On Sat, 19 May 2018, at 21:34, RJ Skerry-Ryan wrote:
> It may not be the state of the art, but RubberBand
> <https://breakfastquay.com/rubberband/> is, I believe, the best open source
> pitch shift / time stretch library out there at the moment, and can run in
> realtime on modern CPUs.

See here for a page very briefly summarising how Rubber Band works:
https://breakfastquay.com/rubberband/technical.html
In short, it's a phase vocoder that uses a handful of the available tricks to 
try to reduce phasiness, without doing any very expensive analysis such as 
sinusoidal modelling.

There is actually a fine sinusoidal-modelling time stretcher hiding in 
Audacity, using the SBSMS library by Clayton Otey.

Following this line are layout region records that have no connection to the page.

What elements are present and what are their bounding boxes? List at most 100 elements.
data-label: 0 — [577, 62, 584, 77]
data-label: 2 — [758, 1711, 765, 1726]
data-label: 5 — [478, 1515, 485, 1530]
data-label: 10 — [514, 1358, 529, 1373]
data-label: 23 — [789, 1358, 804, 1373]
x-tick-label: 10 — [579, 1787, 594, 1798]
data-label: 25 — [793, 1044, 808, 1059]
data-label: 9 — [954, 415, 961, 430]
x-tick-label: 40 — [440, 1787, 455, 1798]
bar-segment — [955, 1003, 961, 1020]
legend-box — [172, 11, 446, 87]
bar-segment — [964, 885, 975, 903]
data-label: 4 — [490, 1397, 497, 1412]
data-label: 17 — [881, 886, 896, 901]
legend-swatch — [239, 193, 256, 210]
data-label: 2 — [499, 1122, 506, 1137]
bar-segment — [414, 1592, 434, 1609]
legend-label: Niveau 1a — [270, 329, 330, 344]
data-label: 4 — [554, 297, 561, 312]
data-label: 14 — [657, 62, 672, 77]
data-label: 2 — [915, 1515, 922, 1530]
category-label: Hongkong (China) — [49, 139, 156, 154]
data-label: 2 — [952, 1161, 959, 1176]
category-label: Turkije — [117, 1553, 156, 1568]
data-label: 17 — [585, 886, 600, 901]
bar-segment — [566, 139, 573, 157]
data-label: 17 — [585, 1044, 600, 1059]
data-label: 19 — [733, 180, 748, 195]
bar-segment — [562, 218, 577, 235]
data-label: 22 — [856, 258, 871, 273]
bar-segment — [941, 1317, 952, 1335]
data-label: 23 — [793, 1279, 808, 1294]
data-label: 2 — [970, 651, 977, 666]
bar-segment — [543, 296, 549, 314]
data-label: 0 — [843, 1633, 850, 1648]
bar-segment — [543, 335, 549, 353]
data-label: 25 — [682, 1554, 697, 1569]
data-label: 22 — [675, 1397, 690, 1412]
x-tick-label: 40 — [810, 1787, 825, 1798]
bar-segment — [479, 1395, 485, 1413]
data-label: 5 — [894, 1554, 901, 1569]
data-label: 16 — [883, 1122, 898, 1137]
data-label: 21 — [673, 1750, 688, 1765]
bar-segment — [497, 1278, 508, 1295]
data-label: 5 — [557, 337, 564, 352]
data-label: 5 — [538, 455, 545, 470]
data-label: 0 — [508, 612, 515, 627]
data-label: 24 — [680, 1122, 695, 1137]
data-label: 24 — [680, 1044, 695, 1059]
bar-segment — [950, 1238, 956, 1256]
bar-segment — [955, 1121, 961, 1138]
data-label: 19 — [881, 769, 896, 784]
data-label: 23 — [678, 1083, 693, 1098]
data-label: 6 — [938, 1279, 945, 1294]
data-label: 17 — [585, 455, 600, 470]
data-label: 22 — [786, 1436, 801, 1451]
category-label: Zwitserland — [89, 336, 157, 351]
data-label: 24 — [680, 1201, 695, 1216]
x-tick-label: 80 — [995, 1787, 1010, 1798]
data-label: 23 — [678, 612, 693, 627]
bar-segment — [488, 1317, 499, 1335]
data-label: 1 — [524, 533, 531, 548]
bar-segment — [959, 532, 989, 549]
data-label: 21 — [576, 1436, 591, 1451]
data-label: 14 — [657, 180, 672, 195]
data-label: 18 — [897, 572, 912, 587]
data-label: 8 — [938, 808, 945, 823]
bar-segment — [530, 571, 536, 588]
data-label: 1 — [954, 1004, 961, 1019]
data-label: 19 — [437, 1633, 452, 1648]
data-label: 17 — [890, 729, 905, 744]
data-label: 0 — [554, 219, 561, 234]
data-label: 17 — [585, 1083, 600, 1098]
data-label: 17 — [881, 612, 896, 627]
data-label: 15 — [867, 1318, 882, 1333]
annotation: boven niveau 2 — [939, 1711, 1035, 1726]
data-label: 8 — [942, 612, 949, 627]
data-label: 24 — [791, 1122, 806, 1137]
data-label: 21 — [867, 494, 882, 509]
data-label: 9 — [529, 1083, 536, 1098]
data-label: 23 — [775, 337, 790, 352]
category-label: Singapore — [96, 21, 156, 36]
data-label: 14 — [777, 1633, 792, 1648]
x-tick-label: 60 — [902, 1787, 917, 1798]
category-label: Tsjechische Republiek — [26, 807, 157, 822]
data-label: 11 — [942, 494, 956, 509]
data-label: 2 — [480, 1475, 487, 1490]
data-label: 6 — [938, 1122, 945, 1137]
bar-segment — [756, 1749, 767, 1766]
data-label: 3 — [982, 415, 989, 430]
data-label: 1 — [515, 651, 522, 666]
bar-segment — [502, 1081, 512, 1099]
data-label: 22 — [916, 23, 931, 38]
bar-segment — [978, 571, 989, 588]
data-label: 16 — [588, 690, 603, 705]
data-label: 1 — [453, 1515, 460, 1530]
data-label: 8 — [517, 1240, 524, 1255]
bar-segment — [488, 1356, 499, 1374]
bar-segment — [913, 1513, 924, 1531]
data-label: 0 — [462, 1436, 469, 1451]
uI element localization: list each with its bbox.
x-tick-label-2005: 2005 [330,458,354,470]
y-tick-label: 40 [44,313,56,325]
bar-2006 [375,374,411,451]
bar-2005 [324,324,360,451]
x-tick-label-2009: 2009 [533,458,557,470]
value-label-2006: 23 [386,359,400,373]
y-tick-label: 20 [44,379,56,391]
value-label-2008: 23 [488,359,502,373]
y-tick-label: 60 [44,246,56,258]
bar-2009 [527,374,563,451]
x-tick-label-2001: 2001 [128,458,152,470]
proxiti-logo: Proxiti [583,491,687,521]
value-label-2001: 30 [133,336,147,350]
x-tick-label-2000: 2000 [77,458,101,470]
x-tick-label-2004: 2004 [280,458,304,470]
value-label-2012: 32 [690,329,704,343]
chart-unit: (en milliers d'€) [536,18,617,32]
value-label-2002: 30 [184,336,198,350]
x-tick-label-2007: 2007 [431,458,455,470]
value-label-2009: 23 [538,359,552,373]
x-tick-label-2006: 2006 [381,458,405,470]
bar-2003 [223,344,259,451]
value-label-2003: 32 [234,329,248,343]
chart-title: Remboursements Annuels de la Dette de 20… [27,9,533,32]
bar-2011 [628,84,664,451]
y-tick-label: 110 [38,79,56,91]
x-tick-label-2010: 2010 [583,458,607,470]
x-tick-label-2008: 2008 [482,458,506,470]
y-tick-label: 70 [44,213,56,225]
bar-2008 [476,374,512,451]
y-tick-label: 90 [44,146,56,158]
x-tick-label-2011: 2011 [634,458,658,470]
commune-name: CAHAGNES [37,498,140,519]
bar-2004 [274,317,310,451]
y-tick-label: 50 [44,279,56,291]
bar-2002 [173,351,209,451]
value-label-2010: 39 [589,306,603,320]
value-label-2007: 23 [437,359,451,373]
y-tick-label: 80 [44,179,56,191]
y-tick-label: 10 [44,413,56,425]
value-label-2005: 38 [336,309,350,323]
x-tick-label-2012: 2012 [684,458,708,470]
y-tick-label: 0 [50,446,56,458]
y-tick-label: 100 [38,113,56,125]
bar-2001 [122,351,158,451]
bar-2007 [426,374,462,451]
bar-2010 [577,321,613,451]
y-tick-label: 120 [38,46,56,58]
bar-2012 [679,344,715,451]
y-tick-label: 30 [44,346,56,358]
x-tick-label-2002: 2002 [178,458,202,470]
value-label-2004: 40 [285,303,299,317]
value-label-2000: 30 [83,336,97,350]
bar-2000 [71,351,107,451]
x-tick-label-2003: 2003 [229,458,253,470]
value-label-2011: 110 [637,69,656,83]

This isn't a real-time 
method as far as I can see, and is slow to run, but it's worth checking out -- 
you activate it by selecting the Change Tempo or Change Pitch effect and 
checking the option labelled "Use high quality stretching". Code at 
https://github.com/audacity/audacity/tree/master/lib-src/sbsms.

Stephan Bernsee's old post is a bit of a puzzle, since it contains quite a lot 
about analysis/resynthesis but very little about actual pitch shifting.